I have always been fascinated by a cemetery.
There is a huge one near where I live, which dates to about one hundred years ago. Many graves were moved here, and at the time it was considered so far out in the country it would last forever. They estimate it will last another hundred years, but the city has grown around it.
There has been some neglect over time, and they have summer students doing research, and finding markers that have toppled sometime in the past and are completely grown over with grass.
Here, I look at a couple of historic cemeteries.
St Thomas Anglican Church
The Anglican church and cemetery date back to the early 1800s, and this is the most extravagant marker in the plot. The Chisolm family have seven names attached to this marker, three of whom died in 1832.
Lafayette Cemetery #1
Located in the Garden District of New Orleans, this active working cemetery was established in 1833.
“Society Tombs” were established in the days before government-sponsored children’s services. Orphans and foster children were relegated to children’s homes and orphanages and would be interred here due to the high mortality rate.
Santa María Magdalena de Pazzis Cemetery
Located in San Juan, Puerto Rico, construction for Santa Maria Magdalena de Pazzis began in 1863 and was administered by Carmelite nuns. It is on the Atlantic shore at the foot of Castillo San Felipe del Morro.
St Louis Cemetery #1
There’s a reason that I have saved this one for last.

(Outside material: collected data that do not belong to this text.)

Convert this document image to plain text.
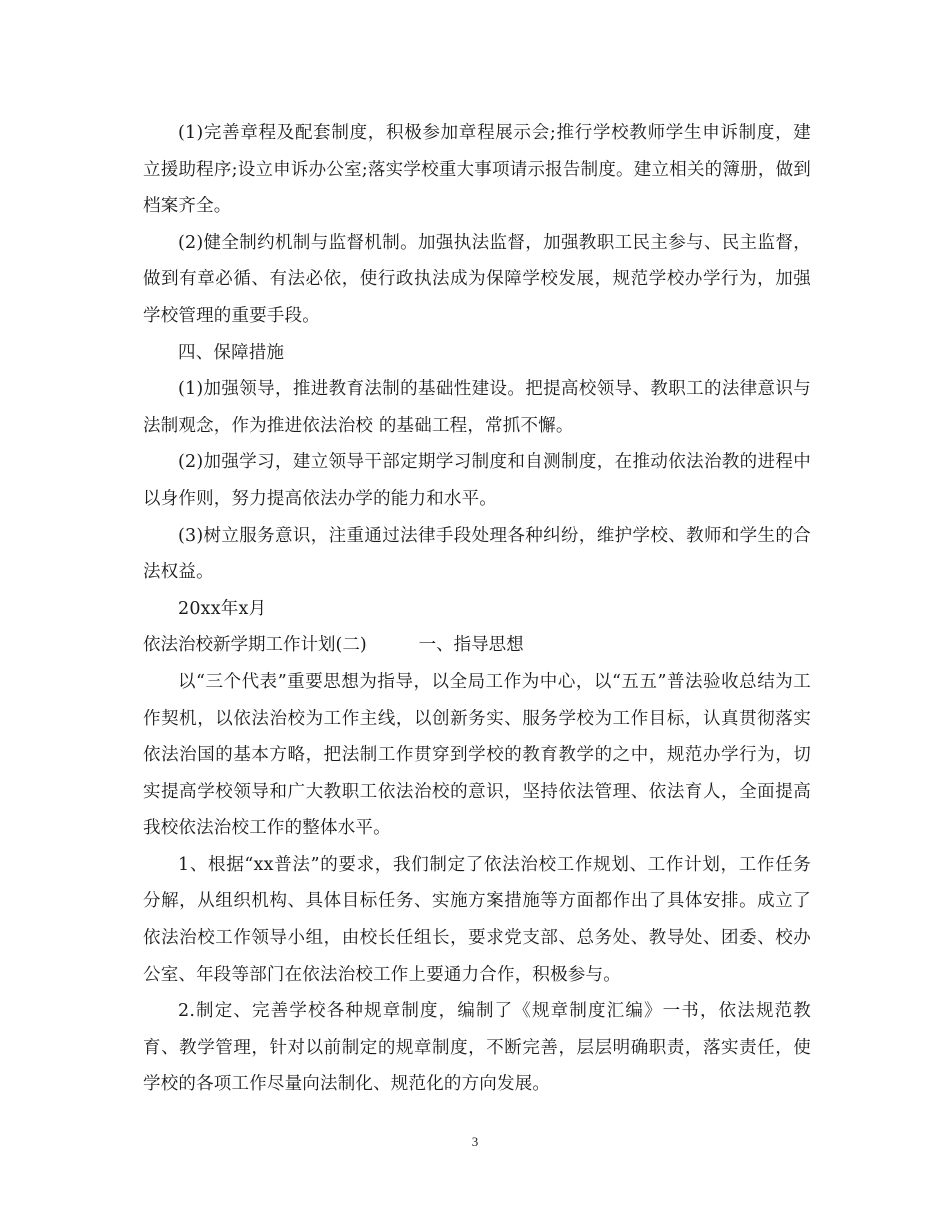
(1)完善章程及配套制度，积极参加章程展示会;推行学校教师学生申诉制度，建立援助程序;设立申诉办公室;落实学校重大事项请示报告制度。建立相关的簿册，做到档案齐全。

(2)健全制约机制与监督机制。加强执法监督，加强教职工民主参与、民主监督，做到有章必循、有法必依，使行政执法成为保障学校发展，规范学校办学行为，加强学校管理的重要手段。

四、保障措施

(1)加强领导，推进教育法制的基础性建设。把提高校领导、教职工的法律意识与法制观念，作为推进依法治校 的基础工程，常抓不懈。

(2)加强学习，建立领导干部定期学习制度和自测制度，在推动依法治教的进程中以身作则，努力提高依法办学的能力和水平。

(3)树立服务意识，注重通过法律手段处理各种纠纷，维护学校、教师和学生的合法权益。

20xx年x月

依法治校新学期工作计划(二)	一、指导思想

以“三个代表”重要思想为指导，以全局工作为中心，以“五五”普法验收总结为工作契机，以依法治校为工作主线，以创新务实、服务学校为工作目标，认真贯彻落实依法治国的基本方略，把法制工作贯穿到学校的教育教学的之中，规范办学行为，切实提高学校领导和广大教职工依法治校的意识，坚持依法管理、依法育人，全面提高我校依法治校工作的整体水平。

1、根据“xx普法”的要求，我们制定了依法治校工作规划、工作计划，工作任务分解，从组织机构、具体目标任务、实施方案措施等方面都作出了具体安排。成立了依法治校工作领导小组，由校长任组长，要求党支部、总务处、教导处、团委、校办公室、年段等部门在依法治校工作上要通力合作，积极参与。

2.制定、完善学校各种规章制度，编制了《规章制度汇编》一书，依法规范教育、教学管理，针对以前制定的规章制度，不断完善，层层明确职责，落实责任，使学校的各项工作尽量向法制化、规范化的方向发展。

3
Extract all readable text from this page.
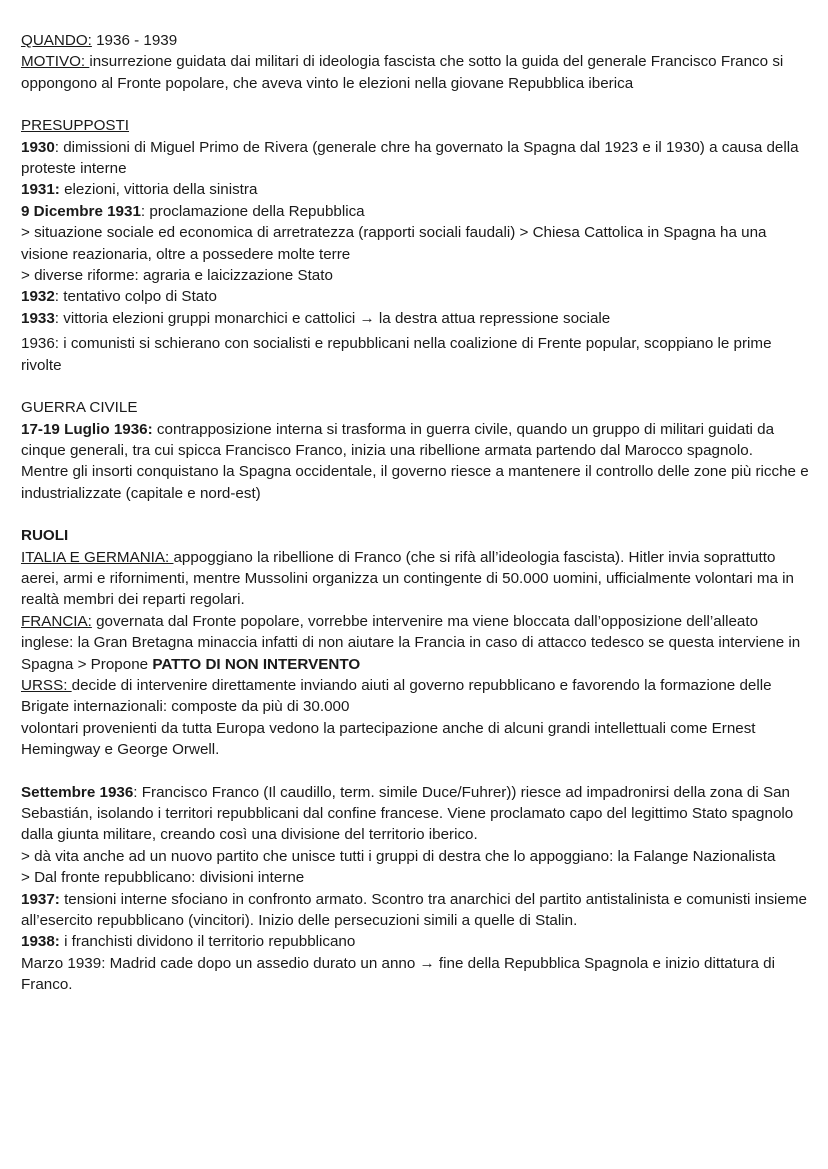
QUANDO: 1936 - 1939

MOTIVO: insurrezione guidata dai militari di ideologia fascista che sotto la guida del generale Francisco Franco si oppongono al Fronte popolare, che aveva vinto le elezioni nella giovane Repubblica iberica

PRESUPPOSTI

1930: dimissioni di Miguel Primo de Rivera (generale chre ha governato la Spagna dal 1923 e il 1930) a causa della proteste interne

1931: elezioni, vittoria della sinistra

9 Dicembre 1931: proclamazione della Repubblica

> situazione sociale ed economica di arretratezza (rapporti sociali faudali) > Chiesa Cattolica in Spagna ha una visione reazionaria, oltre a possedere molte terre

> diverse riforme: agraria e laicizzazione Stato

1932: tentativo colpo di Stato

1933: vittoria elezioni gruppi monarchici e cattolici → la destra attua repressione sociale

1936: i comunisti si schierano con socialisti e repubblicani nella coalizione di Frente popular, scoppiano le prime rivolte

GUERRA CIVILE

17-19 Luglio 1936: contrapposizione interna si trasforma in guerra civile, quando un gruppo di militari guidati da cinque generali, tra cui spicca Francisco Franco, inizia una ribellione armata partendo dal Marocco spagnolo.

Mentre gli insorti conquistano la Spagna occidentale, il governo riesce a mantenere il controllo delle zone più ricche e industrializzate (capitale e nord-est)

RUOLI

ITALIA E GERMANIA: appoggiano la ribellione di Franco (che si rifà all’ideologia fascista). Hitler invia soprattutto aerei, armi e rifornimenti, mentre Mussolini organizza un contingente di 50.000 uomini, ufficialmente volontari ma in realtà membri dei reparti regolari.

FRANCIA: governata dal Fronte popolare, vorrebbe intervenire ma viene bloccata dall’opposizione dell’alleato inglese: la Gran Bretagna minaccia infatti di non aiutare la Francia in caso di attacco tedesco se questa interviene in Spagna > Propone PATTO DI NON INTERVENTO

URSS: decide di intervenire direttamente inviando aiuti al governo repubblicano e favorendo la formazione delle Brigate internazionali: composte da più di 30.000

volontari provenienti da tutta Europa vedono la partecipazione anche di alcuni grandi intellettuali come Ernest Hemingway e George Orwell.

Settembre 1936: Francisco Franco (Il caudillo, term. simile Duce/Fuhrer)) riesce ad impadronirsi della zona di San Sebastián, isolando i territori repubblicani dal confine francese. Viene proclamato capo del legittimo Stato spagnolo dalla giunta militare, creando così una divisione del territorio iberico.

> dà vita anche ad un nuovo partito che unisce tutti i gruppi di destra che lo appoggiano: la Falange Nazionalista

> Dal fronte repubblicano: divisioni interne

1937: tensioni interne sfociano in confronto armato. Scontro tra anarchici del partito antistalinista e comunisti insieme all’esercito repubblicano (vincitori). Inizio delle persecuzioni simili a quelle di Stalin.

1938: i franchisti dividono il territorio repubblicano

Marzo 1939: Madrid cade dopo un assedio durato un anno → fine della Repubblica Spagnola e inizio dittatura di Franco.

The photo was taken from a tour bus as we drove by. The cemetery is located on Basin Street and was established by the Catholic church in 1789.
I’m sure it is lovely inside. However, it is a private operation, and not open for viewing unless you pay for a tour, something I was not prepared to do. Not because I’m cheap, I just believe that charging for access like it is a tourist attraction is wrong.